Europe : la France et les Balkans sont fortement représentés
En Europe aussi, la propagande de l’EI tombe sur un sol fertile. C’est la France qui a fourni le plus gros contingent de djihadistes européens dans cette sanglante guerre de l’EI, suivie par le Royaume-Uni et l’Allemagne.
La Belgique est fortement représenté en proportion de sa population, elle a seulement un peu moins de combattants terroristes que l’Allemagne, son voisin sept fois plus grand. L’Autriche est aussi au dessus de la moyenne par rapport à sa population. Dans les Balkans l’EI a également un gros succès pour recruter des djihadistes, notamment en Albanie, au Kosovo et en Bosnie-Herzégovine.
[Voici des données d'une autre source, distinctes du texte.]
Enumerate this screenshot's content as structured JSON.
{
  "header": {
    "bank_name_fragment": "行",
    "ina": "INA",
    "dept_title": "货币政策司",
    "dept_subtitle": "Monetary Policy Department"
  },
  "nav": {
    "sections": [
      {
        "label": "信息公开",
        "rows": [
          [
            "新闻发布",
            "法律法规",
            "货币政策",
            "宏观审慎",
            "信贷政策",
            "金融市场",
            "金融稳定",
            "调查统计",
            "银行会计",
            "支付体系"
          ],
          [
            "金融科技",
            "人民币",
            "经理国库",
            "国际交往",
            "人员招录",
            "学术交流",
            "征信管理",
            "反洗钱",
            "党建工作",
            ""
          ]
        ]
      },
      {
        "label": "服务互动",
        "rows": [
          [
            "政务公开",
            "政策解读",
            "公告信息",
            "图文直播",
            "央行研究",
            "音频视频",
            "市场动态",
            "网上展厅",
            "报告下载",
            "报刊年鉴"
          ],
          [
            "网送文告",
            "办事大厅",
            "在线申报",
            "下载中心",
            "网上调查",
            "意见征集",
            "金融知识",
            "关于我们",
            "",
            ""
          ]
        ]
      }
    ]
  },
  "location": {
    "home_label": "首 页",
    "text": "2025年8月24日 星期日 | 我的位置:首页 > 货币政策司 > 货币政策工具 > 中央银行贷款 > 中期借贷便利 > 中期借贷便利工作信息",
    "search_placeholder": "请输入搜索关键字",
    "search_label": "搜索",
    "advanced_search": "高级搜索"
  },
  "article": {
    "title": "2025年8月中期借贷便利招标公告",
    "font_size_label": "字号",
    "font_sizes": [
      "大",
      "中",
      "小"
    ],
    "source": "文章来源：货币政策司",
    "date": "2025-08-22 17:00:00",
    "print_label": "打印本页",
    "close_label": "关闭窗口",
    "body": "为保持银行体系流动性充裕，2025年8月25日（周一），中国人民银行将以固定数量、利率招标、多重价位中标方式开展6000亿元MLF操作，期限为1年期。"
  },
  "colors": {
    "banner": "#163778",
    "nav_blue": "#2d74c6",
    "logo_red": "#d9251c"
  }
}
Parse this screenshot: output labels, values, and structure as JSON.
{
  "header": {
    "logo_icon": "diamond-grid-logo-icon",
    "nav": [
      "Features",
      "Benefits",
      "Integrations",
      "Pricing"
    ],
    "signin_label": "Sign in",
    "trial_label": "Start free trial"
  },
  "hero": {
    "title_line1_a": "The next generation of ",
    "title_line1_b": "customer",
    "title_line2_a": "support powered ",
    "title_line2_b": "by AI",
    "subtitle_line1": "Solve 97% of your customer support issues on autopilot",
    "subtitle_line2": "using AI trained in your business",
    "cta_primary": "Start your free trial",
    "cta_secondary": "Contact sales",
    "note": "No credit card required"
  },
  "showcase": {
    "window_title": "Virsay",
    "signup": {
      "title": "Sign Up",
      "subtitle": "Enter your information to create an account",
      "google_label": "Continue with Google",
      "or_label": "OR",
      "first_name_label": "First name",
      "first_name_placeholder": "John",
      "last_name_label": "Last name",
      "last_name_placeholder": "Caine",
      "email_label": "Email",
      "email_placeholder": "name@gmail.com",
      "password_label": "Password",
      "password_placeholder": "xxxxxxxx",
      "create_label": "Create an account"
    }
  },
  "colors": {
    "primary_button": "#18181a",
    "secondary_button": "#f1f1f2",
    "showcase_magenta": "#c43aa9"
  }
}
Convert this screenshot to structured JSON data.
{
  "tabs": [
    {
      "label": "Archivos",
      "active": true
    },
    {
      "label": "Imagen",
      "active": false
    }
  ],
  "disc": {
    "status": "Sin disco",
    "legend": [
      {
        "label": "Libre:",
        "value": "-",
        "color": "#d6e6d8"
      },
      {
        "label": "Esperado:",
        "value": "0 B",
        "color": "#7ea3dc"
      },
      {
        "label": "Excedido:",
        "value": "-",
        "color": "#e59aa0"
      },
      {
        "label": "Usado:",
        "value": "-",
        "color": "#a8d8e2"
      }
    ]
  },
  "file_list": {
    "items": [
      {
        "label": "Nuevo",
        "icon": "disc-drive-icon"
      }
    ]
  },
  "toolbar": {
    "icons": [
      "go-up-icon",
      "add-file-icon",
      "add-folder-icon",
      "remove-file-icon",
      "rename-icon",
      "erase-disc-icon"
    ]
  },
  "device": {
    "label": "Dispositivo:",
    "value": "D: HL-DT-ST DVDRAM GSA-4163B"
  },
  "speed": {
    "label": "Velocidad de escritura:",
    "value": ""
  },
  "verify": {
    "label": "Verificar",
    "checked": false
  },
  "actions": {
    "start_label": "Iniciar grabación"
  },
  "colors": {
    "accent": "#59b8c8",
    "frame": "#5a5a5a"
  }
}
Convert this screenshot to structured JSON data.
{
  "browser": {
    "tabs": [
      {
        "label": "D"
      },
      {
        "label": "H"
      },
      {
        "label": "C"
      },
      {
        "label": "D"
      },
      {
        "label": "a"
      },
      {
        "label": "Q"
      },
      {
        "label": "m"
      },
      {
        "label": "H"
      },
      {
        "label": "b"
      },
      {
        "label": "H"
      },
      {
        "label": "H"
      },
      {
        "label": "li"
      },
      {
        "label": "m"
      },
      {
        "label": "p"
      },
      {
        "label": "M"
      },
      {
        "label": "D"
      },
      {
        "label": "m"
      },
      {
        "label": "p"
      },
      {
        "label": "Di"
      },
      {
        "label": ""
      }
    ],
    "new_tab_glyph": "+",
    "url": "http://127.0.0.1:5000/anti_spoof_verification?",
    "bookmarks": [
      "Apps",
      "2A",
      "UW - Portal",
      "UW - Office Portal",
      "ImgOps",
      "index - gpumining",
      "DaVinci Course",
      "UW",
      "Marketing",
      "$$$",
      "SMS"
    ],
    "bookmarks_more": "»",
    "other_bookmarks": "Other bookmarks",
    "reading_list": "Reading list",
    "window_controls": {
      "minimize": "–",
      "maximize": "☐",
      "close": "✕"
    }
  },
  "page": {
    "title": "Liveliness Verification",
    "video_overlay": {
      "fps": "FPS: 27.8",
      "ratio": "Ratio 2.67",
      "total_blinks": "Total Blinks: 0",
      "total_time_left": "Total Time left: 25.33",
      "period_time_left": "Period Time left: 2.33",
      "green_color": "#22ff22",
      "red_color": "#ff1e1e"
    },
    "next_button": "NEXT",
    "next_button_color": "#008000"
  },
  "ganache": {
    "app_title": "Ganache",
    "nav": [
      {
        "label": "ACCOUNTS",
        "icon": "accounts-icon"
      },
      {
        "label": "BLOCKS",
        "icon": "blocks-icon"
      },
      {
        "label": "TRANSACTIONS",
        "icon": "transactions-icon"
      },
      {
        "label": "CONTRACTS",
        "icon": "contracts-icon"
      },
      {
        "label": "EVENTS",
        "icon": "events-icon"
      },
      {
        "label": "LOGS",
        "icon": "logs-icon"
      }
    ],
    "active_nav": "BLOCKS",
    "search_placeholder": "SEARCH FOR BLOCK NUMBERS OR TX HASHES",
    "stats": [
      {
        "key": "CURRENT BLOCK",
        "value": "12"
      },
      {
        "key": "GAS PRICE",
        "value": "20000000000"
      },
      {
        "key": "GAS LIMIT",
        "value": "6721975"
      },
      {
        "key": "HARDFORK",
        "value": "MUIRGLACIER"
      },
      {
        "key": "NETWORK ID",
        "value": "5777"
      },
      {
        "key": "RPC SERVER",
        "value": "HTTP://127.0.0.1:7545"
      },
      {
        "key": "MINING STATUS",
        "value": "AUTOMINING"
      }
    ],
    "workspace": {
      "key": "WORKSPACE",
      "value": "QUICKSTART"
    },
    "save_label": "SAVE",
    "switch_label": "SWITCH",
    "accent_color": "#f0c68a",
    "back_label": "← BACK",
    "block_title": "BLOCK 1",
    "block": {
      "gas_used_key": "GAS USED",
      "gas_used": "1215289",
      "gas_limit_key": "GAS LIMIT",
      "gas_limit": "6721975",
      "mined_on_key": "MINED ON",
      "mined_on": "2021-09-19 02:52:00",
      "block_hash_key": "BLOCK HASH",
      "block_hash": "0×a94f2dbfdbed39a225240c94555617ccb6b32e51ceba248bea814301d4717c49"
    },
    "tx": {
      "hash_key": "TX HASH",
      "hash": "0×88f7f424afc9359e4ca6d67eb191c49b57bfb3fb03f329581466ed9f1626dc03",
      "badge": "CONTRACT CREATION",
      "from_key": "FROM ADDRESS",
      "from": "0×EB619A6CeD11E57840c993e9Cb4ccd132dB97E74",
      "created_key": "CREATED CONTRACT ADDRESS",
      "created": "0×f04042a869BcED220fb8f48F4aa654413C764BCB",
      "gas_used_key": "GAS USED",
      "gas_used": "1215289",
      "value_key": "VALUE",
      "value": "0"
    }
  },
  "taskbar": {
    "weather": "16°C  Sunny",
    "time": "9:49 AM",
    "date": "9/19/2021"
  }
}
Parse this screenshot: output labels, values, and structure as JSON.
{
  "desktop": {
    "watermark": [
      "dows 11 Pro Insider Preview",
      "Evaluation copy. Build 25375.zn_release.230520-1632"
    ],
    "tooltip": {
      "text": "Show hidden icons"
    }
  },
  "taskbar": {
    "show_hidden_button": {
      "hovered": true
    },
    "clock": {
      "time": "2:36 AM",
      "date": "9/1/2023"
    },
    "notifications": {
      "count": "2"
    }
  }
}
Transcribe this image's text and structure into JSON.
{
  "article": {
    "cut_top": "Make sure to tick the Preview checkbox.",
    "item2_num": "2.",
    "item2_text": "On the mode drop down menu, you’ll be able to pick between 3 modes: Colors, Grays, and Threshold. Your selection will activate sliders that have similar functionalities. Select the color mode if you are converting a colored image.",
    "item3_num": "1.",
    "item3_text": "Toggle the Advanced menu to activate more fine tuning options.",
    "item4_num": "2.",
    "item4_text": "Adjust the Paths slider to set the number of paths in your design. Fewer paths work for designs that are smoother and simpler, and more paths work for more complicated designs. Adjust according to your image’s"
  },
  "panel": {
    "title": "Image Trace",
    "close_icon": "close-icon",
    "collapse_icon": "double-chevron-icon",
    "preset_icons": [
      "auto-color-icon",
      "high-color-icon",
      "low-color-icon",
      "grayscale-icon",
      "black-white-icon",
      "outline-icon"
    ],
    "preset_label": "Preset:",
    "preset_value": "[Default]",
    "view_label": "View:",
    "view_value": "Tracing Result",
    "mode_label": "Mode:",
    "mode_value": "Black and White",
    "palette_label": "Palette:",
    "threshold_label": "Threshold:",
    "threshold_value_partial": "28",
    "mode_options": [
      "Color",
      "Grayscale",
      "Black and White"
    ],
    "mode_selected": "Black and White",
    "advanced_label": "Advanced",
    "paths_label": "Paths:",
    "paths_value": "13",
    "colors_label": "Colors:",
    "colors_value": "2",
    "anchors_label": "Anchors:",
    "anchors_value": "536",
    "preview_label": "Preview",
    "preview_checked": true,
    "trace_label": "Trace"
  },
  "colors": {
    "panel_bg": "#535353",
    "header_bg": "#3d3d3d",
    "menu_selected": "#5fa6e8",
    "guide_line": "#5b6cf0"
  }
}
Il y a d’autres pays où la milice terroriste apparemment exerce une forte attraction : la Russie par la Tchétchénie (environ 800 djihadistes), la Turquie, l’Australie et le Pakistan. Par contre, il n’y a guère de personnes qui sont allées au djihad en provenance de la Chine et de l’Inde, les pays les plus peuplés du monde, ainsi que de l’Afrique subsaharienne et du continent américain : selon l’ONU, il y a seulement environ 100 combattants des États-Unis et du Canada. Dautres pays du continent américain ne figurent pas dans les statistiques.